Kolkata: On February 14, Chandni Rajbanshi – three years old – was playing catch with her cousin Swapna. They raced through the Teena Brick Works in Pundaooh, in the Hooghly district of West Bengal, where their father Uday Rajbanshiwas a labourer. It was Sunday morning and most of the kiln-workers were resting.

Ten-year-old Swapna had caught up with Chandni, and lifted her in her arms, when she stepped on a plastic sheet – the lid of a furnace, which split and dropped both girls into the flames. It required a backhoe excavator to lift out their remains four hours later. All that could be found was a hip-bone. The accident might even have gone unnoticed except for another child playing nearby who saw the two girls fall.

“Had the child not witnessed that, everything would have been brushed off by lodging a missing complaint at the police station,” Uday Rajbanshi, Chandni’s father, told The Wire. “We would have lived in hope that the girls were only missing and would return to us. The endless visits to the police and the apathy of cops would have left us even more frustrated.”

When we met Uday Rajbanshi at Teena Brick Works, a few days after the accident, all he was asking for was a few thousand rupees to go home to Bihar with his wife and two other children. His co-workers said that he had lost an earning member of the family: He and his wife Soni Devi had adopted Swapna, their niece, after her own father died. She would help at work-sites by fetching water or molding the mud.

“The legal system and endless court battles is not for the poor people like us,” Uday said. “Our dreams are limited to arranging a meal a day for the family. I’d rather return home with some money to look after my children than run after justice which I know I will never get.”

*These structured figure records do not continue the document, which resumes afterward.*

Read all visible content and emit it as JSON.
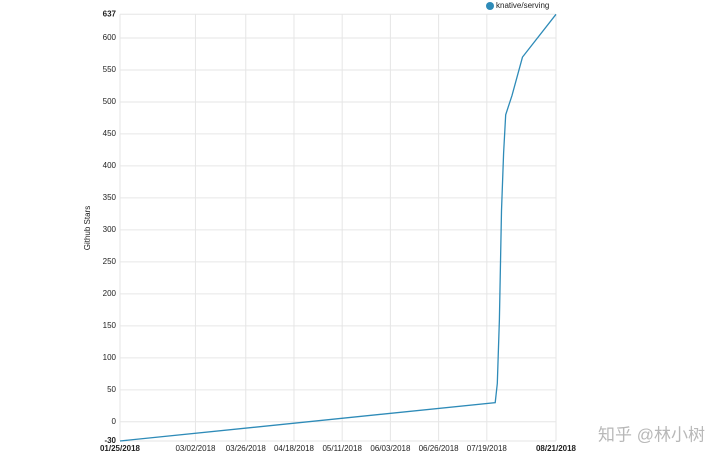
{
  "chart_data": {
    "type": "line",
    "y_label": "Github Stars",
    "x": [
      "2018-01-25",
      "2018-07-23",
      "2018-07-24",
      "2018-07-25",
      "2018-07-26",
      "2018-07-27",
      "2018-07-28",
      "2018-07-31",
      "2018-08-05",
      "2018-08-21"
    ],
    "series": [
      {
        "name": "knative/serving",
        "color": "#2e8bb8",
        "values": [
          -30,
          30,
          60,
          160,
          330,
          420,
          480,
          510,
          570,
          637
        ]
      }
    ],
    "xlim": [
      "2018-01-25",
      "2018-08-21"
    ],
    "xticks": [
      {
        "value": "2018-01-25",
        "label": "01/25/2018"
      },
      {
        "value": "2018-03-02",
        "label": "03/02/2018"
      },
      {
        "value": "2018-03-26",
        "label": "03/26/2018"
      },
      {
        "value": "2018-04-18",
        "label": "04/18/2018"
      },
      {
        "value": "2018-05-11",
        "label": "05/11/2018"
      },
      {
        "value": "2018-06-03",
        "label": "06/03/2018"
      },
      {
        "value": "2018-06-26",
        "label": "06/26/2018"
      },
      {
        "value": "2018-07-19",
        "label": "07/19/2018"
      },
      {
        "value": "2018-08-21",
        "label": "08/21/2018"
      }
    ],
    "ylim": [
      -30,
      637
    ],
    "yticks": [
      -30,
      0,
      50,
      100,
      150,
      200,
      250,
      300,
      350,
      400,
      450,
      500,
      550,
      600,
      637
    ],
    "grid": true,
    "legend": "top-right",
    "watermark": "知乎 @林小树"
  }
}
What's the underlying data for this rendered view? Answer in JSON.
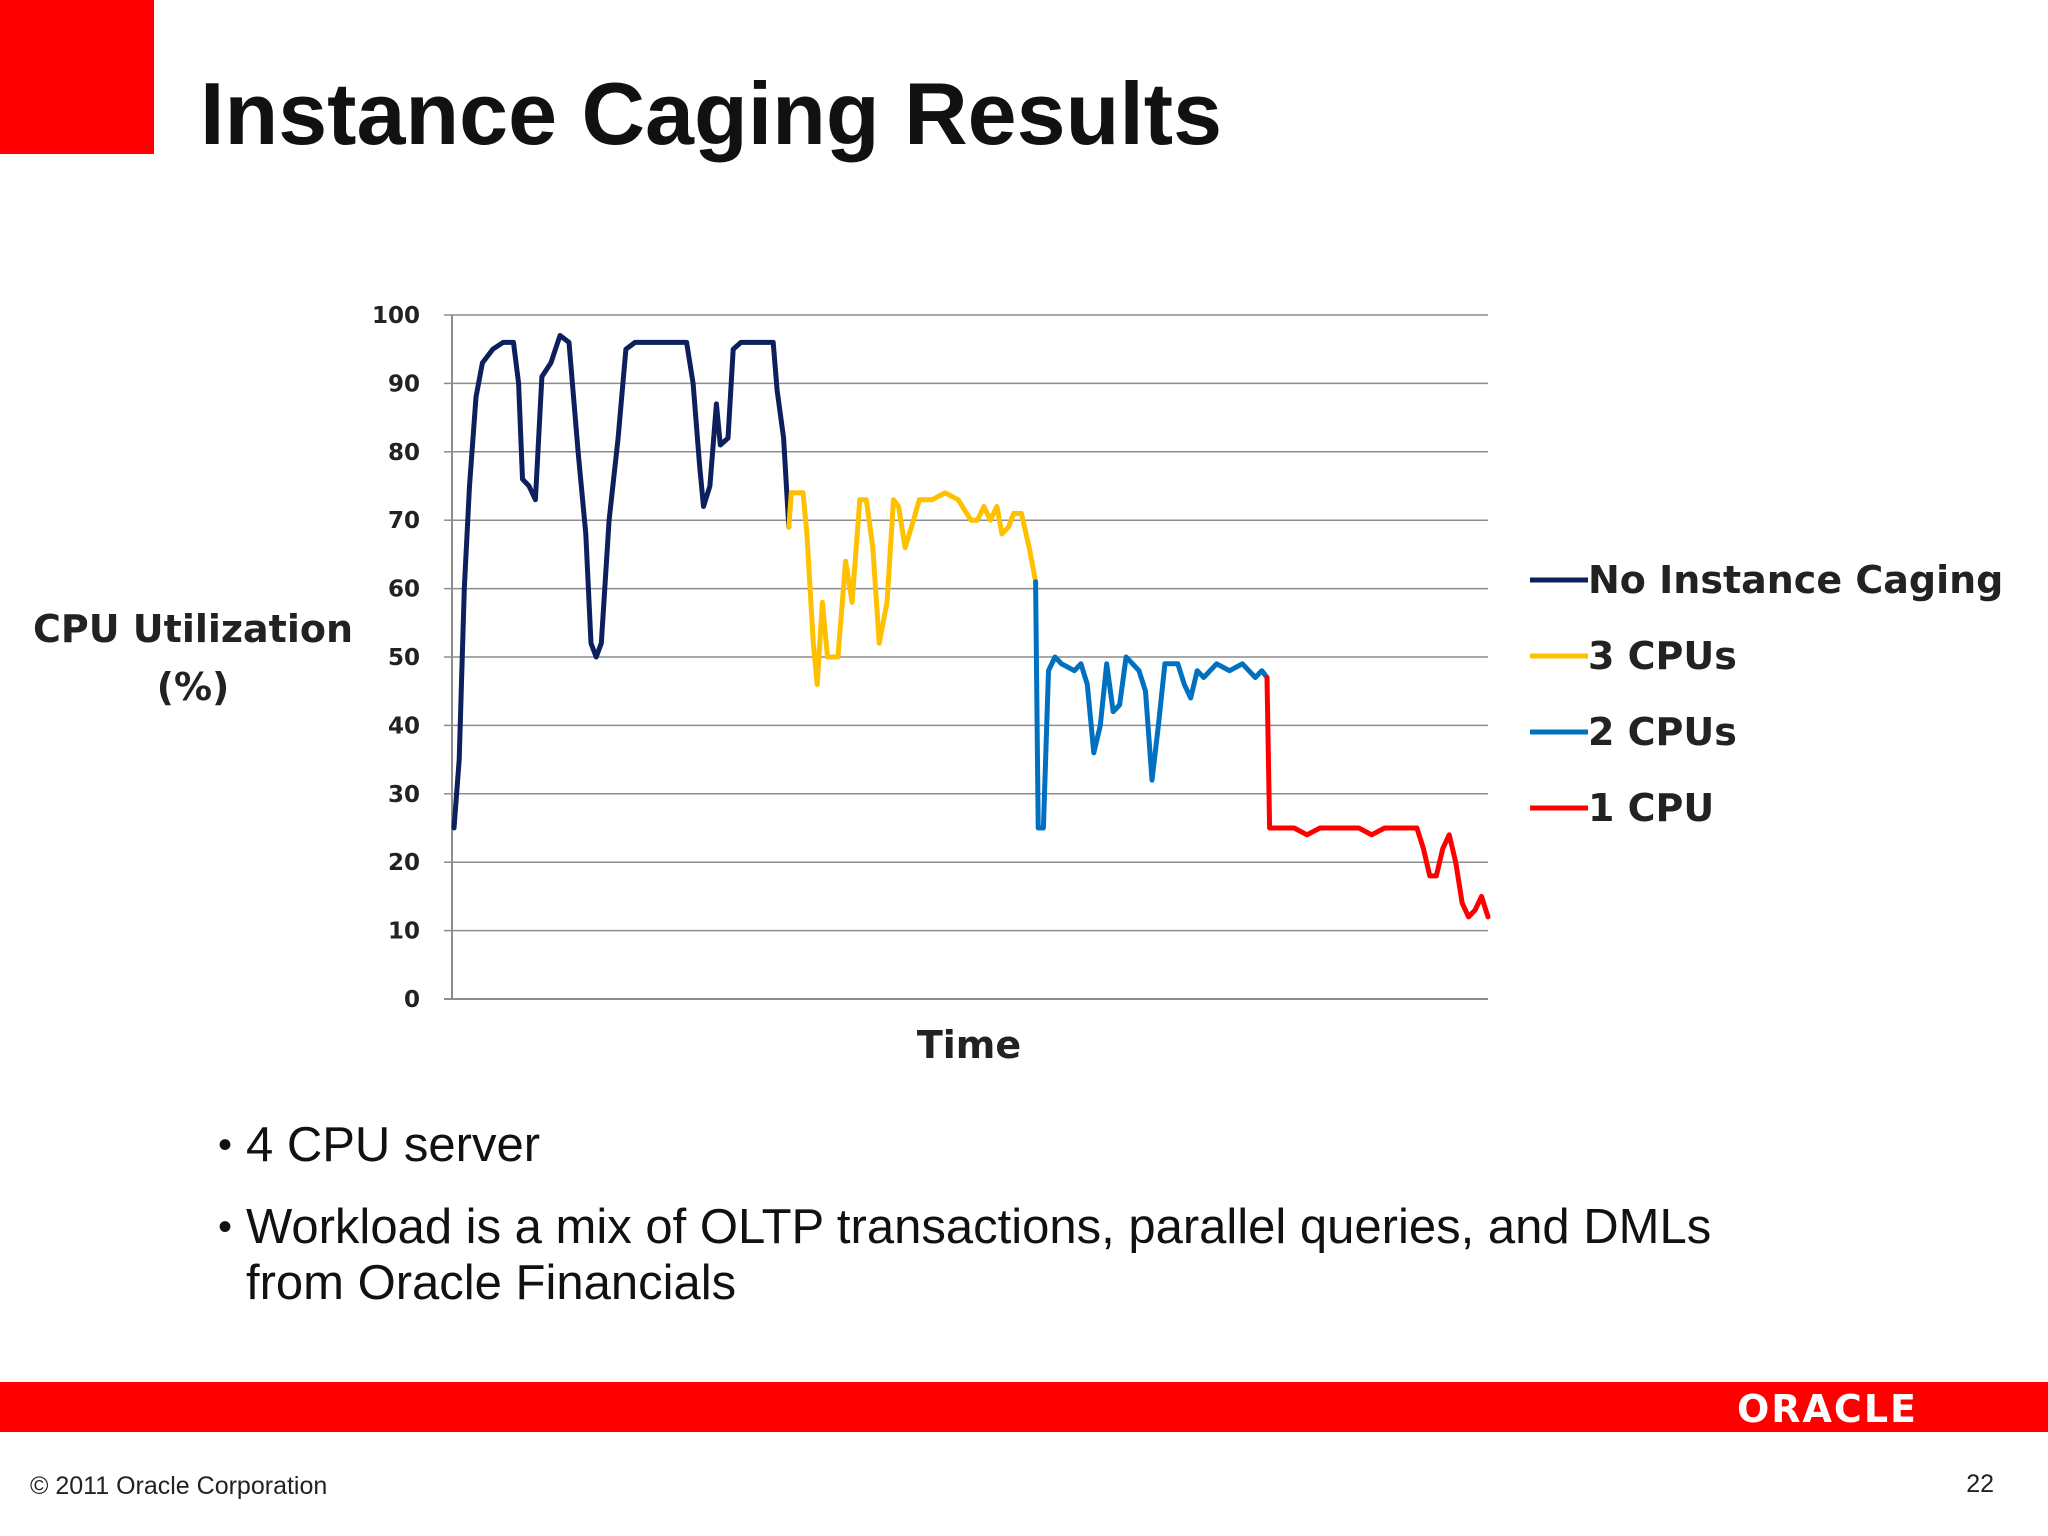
{
  "slide": {
    "title": "Instance Caging Results",
    "bullets": [
      "4 CPU server",
      "Workload is a mix of OLTP transactions, parallel queries, and DMLs from Oracle Financials"
    ],
    "logo_text": "ORACLE",
    "copyright": "© 2011 Oracle Corporation",
    "page_number": "22",
    "colors": {
      "accent_red": "#ff0000"
    }
  },
  "chart_data": {
    "type": "line",
    "title": "",
    "xlabel": "Time",
    "ylabel": "CPU Utilization (%)",
    "ylabel_lines": [
      "CPU Utilization",
      "(%)"
    ],
    "ylim": [
      0,
      100
    ],
    "yticks": [
      0,
      10,
      20,
      30,
      40,
      50,
      60,
      70,
      80,
      90,
      100
    ],
    "grid": "horizontal",
    "legend_position": "right",
    "series": [
      {
        "name": "No Instance Caging",
        "color": "#0d1f5c",
        "points": [
          [
            0,
            25
          ],
          [
            0.4,
            35
          ],
          [
            0.8,
            60
          ],
          [
            1.2,
            75
          ],
          [
            1.7,
            88
          ],
          [
            2.2,
            93
          ],
          [
            3.0,
            95
          ],
          [
            3.8,
            96
          ],
          [
            4.6,
            96
          ],
          [
            5.0,
            90
          ],
          [
            5.3,
            76
          ],
          [
            5.8,
            75
          ],
          [
            6.3,
            73
          ],
          [
            6.8,
            91
          ],
          [
            7.5,
            93
          ],
          [
            8.2,
            97
          ],
          [
            8.9,
            96
          ],
          [
            9.6,
            80
          ],
          [
            10.2,
            68
          ],
          [
            10.6,
            52
          ],
          [
            11.0,
            50
          ],
          [
            11.4,
            52
          ],
          [
            12.0,
            70
          ],
          [
            12.7,
            82
          ],
          [
            13.3,
            95
          ],
          [
            14.0,
            96
          ],
          [
            15.0,
            96
          ],
          [
            16.0,
            96
          ],
          [
            17.0,
            96
          ],
          [
            18.0,
            96
          ],
          [
            18.5,
            90
          ],
          [
            19.0,
            78
          ],
          [
            19.3,
            72
          ],
          [
            19.8,
            75
          ],
          [
            20.3,
            87
          ],
          [
            20.6,
            81
          ],
          [
            21.2,
            82
          ],
          [
            21.6,
            95
          ],
          [
            22.2,
            96
          ],
          [
            23.0,
            96
          ],
          [
            24.0,
            96
          ],
          [
            24.7,
            96
          ],
          [
            25.0,
            89
          ],
          [
            25.5,
            82
          ],
          [
            25.9,
            69
          ]
        ]
      },
      {
        "name": "3 CPUs",
        "color": "#ffc000",
        "points": [
          [
            25.9,
            69
          ],
          [
            26.1,
            74
          ],
          [
            27.0,
            74
          ],
          [
            27.3,
            68
          ],
          [
            27.8,
            52
          ],
          [
            28.1,
            46
          ],
          [
            28.5,
            58
          ],
          [
            28.9,
            50
          ],
          [
            29.7,
            50
          ],
          [
            30.3,
            64
          ],
          [
            30.8,
            58
          ],
          [
            31.4,
            73
          ],
          [
            31.9,
            73
          ],
          [
            32.4,
            66
          ],
          [
            32.9,
            52
          ],
          [
            33.5,
            58
          ],
          [
            34.0,
            73
          ],
          [
            34.4,
            72
          ],
          [
            34.9,
            66
          ],
          [
            35.4,
            69
          ],
          [
            36.0,
            73
          ],
          [
            37.0,
            73
          ],
          [
            38.0,
            74
          ],
          [
            39.0,
            73
          ],
          [
            40.0,
            70
          ],
          [
            40.5,
            70
          ],
          [
            41.0,
            72
          ],
          [
            41.5,
            70
          ],
          [
            42.0,
            72
          ],
          [
            42.4,
            68
          ],
          [
            42.9,
            69
          ],
          [
            43.3,
            71
          ],
          [
            43.9,
            71
          ],
          [
            44.5,
            66
          ],
          [
            45.0,
            61
          ]
        ]
      },
      {
        "name": "2 CPUs",
        "color": "#0070c0",
        "points": [
          [
            45.0,
            61
          ],
          [
            45.2,
            25
          ],
          [
            45.6,
            25
          ],
          [
            46.0,
            48
          ],
          [
            46.5,
            50
          ],
          [
            47.0,
            49
          ],
          [
            48.0,
            48
          ],
          [
            48.5,
            49
          ],
          [
            49.0,
            46
          ],
          [
            49.5,
            36
          ],
          [
            50.0,
            40
          ],
          [
            50.5,
            49
          ],
          [
            51.0,
            42
          ],
          [
            51.5,
            43
          ],
          [
            52.0,
            50
          ],
          [
            52.5,
            49
          ],
          [
            53.0,
            48
          ],
          [
            53.5,
            45
          ],
          [
            54.0,
            32
          ],
          [
            54.5,
            40
          ],
          [
            55.0,
            49
          ],
          [
            56.0,
            49
          ],
          [
            56.5,
            46
          ],
          [
            57.0,
            44
          ],
          [
            57.5,
            48
          ],
          [
            58.0,
            47
          ],
          [
            59.0,
            49
          ],
          [
            60.0,
            48
          ],
          [
            61.0,
            49
          ],
          [
            61.5,
            48
          ],
          [
            62.0,
            47
          ],
          [
            62.5,
            48
          ],
          [
            62.9,
            47
          ]
        ]
      },
      {
        "name": "1 CPU",
        "color": "#ff0000",
        "points": [
          [
            62.9,
            47
          ],
          [
            63.1,
            25
          ],
          [
            64.0,
            25
          ],
          [
            65.0,
            25
          ],
          [
            66.0,
            24
          ],
          [
            67.0,
            25
          ],
          [
            68.0,
            25
          ],
          [
            69.0,
            25
          ],
          [
            70.0,
            25
          ],
          [
            71.0,
            24
          ],
          [
            72.0,
            25
          ],
          [
            73.0,
            25
          ],
          [
            74.0,
            25
          ],
          [
            74.5,
            25
          ],
          [
            75.0,
            22
          ],
          [
            75.5,
            18
          ],
          [
            76.0,
            18
          ],
          [
            76.5,
            22
          ],
          [
            77.0,
            24
          ],
          [
            77.5,
            20
          ],
          [
            78.0,
            14
          ],
          [
            78.5,
            12
          ],
          [
            79.0,
            13
          ],
          [
            79.5,
            15
          ],
          [
            80.0,
            12
          ]
        ]
      }
    ]
  }
}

A two-member district child protection team had visited the spot and reported to the district magistrate that children were working in hazardous conditions here, with no health or safety provisions. “We wrote to the administration that laws were completely violated – both for adults and children working at the kilns,” said Harik Banik, one of the team members. “We also found that children had no access to education and most of them suffered from malnutrition. The labourers were denied of gratuity and other service-related benefits.”

Soni Devi, Chandni’s mother, expanded on the allegation. “They refuse to make payment unless we use our children to expedite the work,” she said, wiping tears from here yes. “The job is seasonal, so owners want to get maximum bricks manufactured. We and our children worked like slaves, more than ten hours a day in the sun.”